We have come up with a couple of makeshift methods to ease washing and bathing until such time as we get a gravity system rigged. One is a simple plastic trash can mounted above the bathroom sink, with a hole drilled toward the bottom and a spigot installed. We fill it once a day and have "on-demand" water for tooth-brushing and hand/face washing.

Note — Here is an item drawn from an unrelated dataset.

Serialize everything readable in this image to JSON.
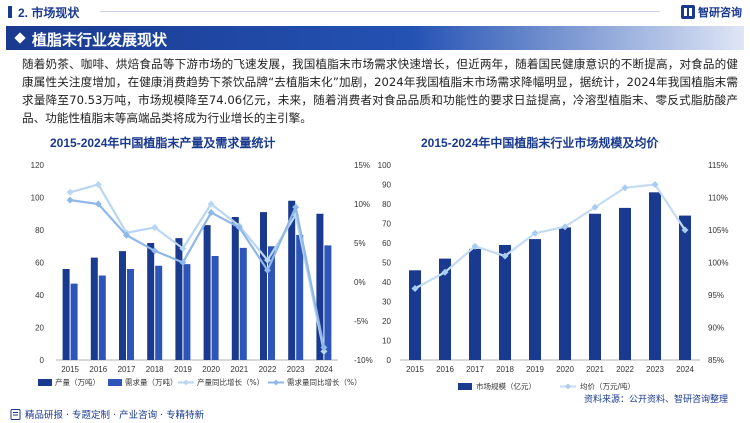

We have also rigged a way to shower! After looking at camp-style showers like the Zodi Extreme, which pressurizes via a hand pump, we bought an inexpensive stainless steel garden sprayer. I then headed to our local hardware store (the employees of which are my heroes, day after day). After having shown up with that blue plastic trash can, looking for help making it into a hand-washing station, they weren't the least bit surprised when I showed up with a garden sprayer and asked for help turning it into a shower. I went home with some plastic hose, a flow-amplifying shower head, some clamps, and some fittings to allow us to disconnect the tank for refilling. It's pretty slick! We fill it with hot water, pump it about 30-40 times, and get about a five-minute shower with less than two gallons. You do have to pump it again about half-way through your shower, but I have read that this is also necessary with the Zodis.
What else? Joe got the storm door installed on the kitchen side. The effect of 18-inch-thick walls is that you end up being able to stand between the storm door and the inside door: it's like an air lock! This has greatly reduced floor drafts.
During Molly's recent visit, Joe and Molly built a nifty trestle table with benches that fit underneath. This way when we don't have company, which is most of the time, the benches don't clutter up our small space, but can be pulled out when we do have visitors.
Oh, and while Ian was home, he built us this extremely cool rig for the kitchen counter extension, which in the "up" position holds the counter securely and can't be knocked aside, and which swings down between the counter legs, allowing the counter to fold down completely flat.
We probably won't be accomplishing much in the way of major projects over the next month or so, as both of us have full-time job commitments in February. Jobs get in the way of so much productive work! But we are lucky enough to have them this year, by all accounts.
We hope 2010 finds all of our far-flung family and friends healthy, safe, and secure.